Мир приключений, 1965 (Альтов, Парнов) - страница 39

Так его и найдут утром гестаповцы: раскованного, у почти выломанной решетки, без памяти. И они станут пороть его шомполами опять, долго, несколько человек зараз. И только к вечеру высокий аррасский гауптштурмфюрер пнет ногой неподвижное тело Василия Порика и прикажет: “Он еще жив. Тут его не оставлять. В крепость Сен-Никез, в камеру № 1”.

ГВОЗДЬ

Два метра длины, полтора ширины. Под потолком — узкое отверстие, затянутое частой решеткой. Параша в углу. В противоположном — топчан, на топчане — солома.

Он лежит на соломе седьмые сутки. Первые три дня давали миску вареной моркови, но вот уже четвертый день ничего не дают. В камере почти темно, только стена с окном чуть посветлее других.

Он лежит в крепости Сен-Никез. Отсюда не убегают: два ряда стен высотой в шесть метров, вдоль них — патрули с собаками. Второй этаж…

Он лежит — сидеть он уже не может. Его не перевязывали, его не лечили никак и ничем. Дважды его пытались допрашивать, но он почти сейчас же теряет сознание.

Бред его радостен. Он бредит Соломиркой, он сажает березы, поит лошадей, ныряет в пруд с берега… Он жив в бреду, наяву он уже почти мертв. Одесский парад, море внезапным синим горизонтом, море и солнце… Спортзал училища, и он, сильный, ловкий Вася-Вася-Василек, взлетает на турнике под самую крышу… Худой юркий физрук впервые улыбается: “У вас наладится, Порик, у вас хорошие данные”. И надевает значок ГТО прямо на левое плечо, большущий, тяжеленнейший значок ГТО. Как он давит грудь, этот значок! Прожигает гимнастерку, жжет кожу, все прожигает, давит, душит… скорее сорвать, а он, как прирос, не снимается…

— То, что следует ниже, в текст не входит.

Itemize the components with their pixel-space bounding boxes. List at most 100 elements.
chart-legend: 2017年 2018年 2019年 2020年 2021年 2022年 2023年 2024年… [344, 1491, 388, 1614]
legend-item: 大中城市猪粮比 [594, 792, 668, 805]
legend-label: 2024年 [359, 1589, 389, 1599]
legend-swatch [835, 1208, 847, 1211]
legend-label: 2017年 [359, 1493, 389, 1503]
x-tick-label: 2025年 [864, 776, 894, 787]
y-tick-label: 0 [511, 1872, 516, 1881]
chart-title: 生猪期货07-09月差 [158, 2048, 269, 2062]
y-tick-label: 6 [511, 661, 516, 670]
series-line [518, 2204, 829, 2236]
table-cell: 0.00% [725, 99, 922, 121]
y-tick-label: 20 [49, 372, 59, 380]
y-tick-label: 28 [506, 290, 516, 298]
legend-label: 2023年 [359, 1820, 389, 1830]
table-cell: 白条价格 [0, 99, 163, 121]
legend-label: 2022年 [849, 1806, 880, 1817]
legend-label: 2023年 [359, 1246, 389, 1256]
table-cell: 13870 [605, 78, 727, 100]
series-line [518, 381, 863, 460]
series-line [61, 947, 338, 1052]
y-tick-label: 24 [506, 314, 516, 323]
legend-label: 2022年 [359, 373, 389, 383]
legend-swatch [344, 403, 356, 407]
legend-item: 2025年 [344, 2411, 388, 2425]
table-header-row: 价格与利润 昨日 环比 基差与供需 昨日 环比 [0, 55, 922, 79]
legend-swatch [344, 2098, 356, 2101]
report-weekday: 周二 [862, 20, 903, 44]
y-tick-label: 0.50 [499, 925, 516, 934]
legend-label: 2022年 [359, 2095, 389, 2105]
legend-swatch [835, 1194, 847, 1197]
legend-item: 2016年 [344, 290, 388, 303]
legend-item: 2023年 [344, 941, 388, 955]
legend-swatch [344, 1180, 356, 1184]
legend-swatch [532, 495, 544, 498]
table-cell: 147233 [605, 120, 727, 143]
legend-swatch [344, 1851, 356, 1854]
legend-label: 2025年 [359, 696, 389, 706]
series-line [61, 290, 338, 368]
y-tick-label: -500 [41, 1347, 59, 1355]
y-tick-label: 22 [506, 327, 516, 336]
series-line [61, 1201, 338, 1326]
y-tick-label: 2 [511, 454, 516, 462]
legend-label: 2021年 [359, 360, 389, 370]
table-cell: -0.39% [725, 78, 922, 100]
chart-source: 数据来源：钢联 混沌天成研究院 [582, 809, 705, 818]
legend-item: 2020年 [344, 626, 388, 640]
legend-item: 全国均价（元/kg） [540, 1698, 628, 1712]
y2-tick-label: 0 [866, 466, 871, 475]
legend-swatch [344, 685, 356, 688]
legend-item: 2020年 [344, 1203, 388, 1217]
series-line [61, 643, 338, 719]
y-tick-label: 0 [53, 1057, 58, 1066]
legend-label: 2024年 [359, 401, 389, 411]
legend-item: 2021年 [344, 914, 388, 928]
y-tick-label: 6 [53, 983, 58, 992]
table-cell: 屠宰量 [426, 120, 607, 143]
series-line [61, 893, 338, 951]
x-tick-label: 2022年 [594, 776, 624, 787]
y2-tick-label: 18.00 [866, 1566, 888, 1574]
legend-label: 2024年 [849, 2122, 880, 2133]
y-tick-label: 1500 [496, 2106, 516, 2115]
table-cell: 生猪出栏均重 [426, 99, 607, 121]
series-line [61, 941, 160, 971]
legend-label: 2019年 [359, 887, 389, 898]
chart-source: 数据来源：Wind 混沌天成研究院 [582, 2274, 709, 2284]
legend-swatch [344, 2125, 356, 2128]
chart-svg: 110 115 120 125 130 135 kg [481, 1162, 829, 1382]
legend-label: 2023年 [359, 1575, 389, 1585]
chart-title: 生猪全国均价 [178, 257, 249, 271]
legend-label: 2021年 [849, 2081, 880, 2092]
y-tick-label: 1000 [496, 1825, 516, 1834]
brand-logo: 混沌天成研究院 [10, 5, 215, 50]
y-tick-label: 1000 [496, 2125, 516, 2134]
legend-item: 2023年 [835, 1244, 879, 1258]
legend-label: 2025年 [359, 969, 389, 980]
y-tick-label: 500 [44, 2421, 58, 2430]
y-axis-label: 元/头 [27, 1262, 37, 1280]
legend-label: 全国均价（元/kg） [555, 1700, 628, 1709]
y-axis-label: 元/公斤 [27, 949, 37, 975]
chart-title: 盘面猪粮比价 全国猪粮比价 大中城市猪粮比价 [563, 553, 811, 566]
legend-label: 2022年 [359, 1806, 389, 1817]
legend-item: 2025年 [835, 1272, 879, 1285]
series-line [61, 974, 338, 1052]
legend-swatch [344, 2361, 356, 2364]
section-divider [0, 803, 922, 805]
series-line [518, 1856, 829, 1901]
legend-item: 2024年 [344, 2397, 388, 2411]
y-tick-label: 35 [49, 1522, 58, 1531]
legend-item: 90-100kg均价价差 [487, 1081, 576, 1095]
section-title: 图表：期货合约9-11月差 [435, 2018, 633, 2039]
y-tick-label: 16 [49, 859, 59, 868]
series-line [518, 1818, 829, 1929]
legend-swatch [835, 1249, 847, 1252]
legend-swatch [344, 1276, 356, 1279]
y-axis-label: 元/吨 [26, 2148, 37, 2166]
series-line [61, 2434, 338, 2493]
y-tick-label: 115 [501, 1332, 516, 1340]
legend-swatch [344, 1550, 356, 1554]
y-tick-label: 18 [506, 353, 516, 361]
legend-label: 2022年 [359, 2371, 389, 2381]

…Полумрак. Вася слышит свое дыхание. Что-то теплое течет по груди. Это не значок, откуда взяться значку, это болит рана, он сам в обмороке разбередил ее.

За стеной опять крик — каждую ночь за стеной кричат. Там камера пыток?

На второй день, когда он еще мог передвигаться, Порик выглянул как-то в окно. Через двор брела кучка заключенных, их подгоняли автоматчики. Вскоре из-за стен докатились автоматные очереди.

Вот лежишь ты, Василий Порик, в темном, набитом измученными людьми здании, вокруг тебя бьют, пытают и расстреливают людей, работает, работает машина смерти, вши ползают по твоим ранам — раздолье здесь вшам! — и не вырваться тебе, Вася, не вырваться!

Неужели конец? Неужели они возьмут верх? А что можно сделать?

Опять наползает забытье, и он вдруг поет Интернационал, он громко говорит с матерью, он кричит: “Смерть немецким оккупантам!” И часовой у двери с суеверным ужасом оглядывается на этот хриплый клокочущий голос и покачивает головой: “Ох, русские, ох, русские!”